Thursday, 18 June 1998

1998: Play Strindberg by Friedrich Durrenmatt

Play Strindberg by Friedrich Durrenmatt.  Director Neal Roach. New Erektions Fringe Season, Currong Theatre, June 18 - 22.  Professional.

    "Critics are bastards."  "But not imbeciles."  Durrenmatt's attempt to undermine the carping class will not stop me.  I will carp - about the play, and a little about the production.

    Play Strindberg is a late play (1970) in the Durrenmatt canon.  A re-working of Strindberg's Dance of Death, it feels as if it belongs to a Europe decades earlier than the social upheaval of 1968. 

    A "world-renowned military literary gentleman" can never become more than a major, and only then because he is "well-regarded by the colonel".  He marries a "famous actress" who nobody has ever heard of.  She should have married her cousin who on the rebound marries her friend. 

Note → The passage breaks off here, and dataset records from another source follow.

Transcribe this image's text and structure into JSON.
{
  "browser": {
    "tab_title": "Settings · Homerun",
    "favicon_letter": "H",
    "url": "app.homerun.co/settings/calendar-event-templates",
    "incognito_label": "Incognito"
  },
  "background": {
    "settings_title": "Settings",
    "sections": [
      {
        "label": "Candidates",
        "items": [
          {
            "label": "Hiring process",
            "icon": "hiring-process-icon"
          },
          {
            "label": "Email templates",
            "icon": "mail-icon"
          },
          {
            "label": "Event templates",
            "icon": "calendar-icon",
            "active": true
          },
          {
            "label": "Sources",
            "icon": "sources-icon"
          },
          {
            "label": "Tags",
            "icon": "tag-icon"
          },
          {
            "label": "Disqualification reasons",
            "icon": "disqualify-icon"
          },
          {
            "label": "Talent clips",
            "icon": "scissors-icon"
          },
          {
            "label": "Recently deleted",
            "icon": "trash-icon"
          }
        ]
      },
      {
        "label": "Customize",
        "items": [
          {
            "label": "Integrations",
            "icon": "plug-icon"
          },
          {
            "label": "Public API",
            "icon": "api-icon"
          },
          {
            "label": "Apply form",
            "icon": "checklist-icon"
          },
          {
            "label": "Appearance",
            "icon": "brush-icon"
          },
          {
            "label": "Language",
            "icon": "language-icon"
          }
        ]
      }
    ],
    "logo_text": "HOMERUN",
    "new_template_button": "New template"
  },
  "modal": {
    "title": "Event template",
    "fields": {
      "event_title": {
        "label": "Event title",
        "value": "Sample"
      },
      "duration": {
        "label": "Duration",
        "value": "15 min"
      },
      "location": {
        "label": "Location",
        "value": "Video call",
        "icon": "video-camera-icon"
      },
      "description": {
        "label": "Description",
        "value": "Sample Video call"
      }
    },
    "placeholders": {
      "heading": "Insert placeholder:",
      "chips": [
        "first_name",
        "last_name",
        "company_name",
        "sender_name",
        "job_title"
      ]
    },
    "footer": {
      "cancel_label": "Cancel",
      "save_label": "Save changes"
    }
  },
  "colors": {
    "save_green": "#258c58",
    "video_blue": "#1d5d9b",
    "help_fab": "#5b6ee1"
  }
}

    The cousin's marriage breaks up; he spends 15 years "not doing much" except making millions in America; he visits the actress.  The military man and the actress stay together despite hating each other.  The actress is left at the end of the play with a dead husband and a lover who leaves her, presumably to make more millions.  All this is played out absurdly in 12 rounds, like a boxing match.

    I think even in 1970 this was old-hat.  Ionesco, Beckett, Peter Weiss and Durrenmatt himself had done it all before, and better from the mid-1940's to the early 1960's.  It's a play satirising a class structure which, even in Durrenmatt's Switzerland, was rapidly changing.
   
    Yet done in the right style, Play Strindberg is a nasty nihilist farce about marriage. Sarah Snell (Alice), Peter Robinson (her husband Edgar) and Lachlan Abrahams (the cousin) have the elements of the style correct.  First night was not well paced and only some of the unexpected changes in mood were done well enough to cause the nervous laughter that Durrenmatt aimed at, but the actors are good enough for this to improve through the season.

    Roach's changed setting from a Danish island to "somewhere in or beyond far north Australia" doesn't work: the script is too European.  The design needs a big expressionistic style, inspired by Andy Warhol or the later Super-Realist painters, to lift the play out of apparently ordinary intimacy.

    An interesting but not thoroughly exciting production.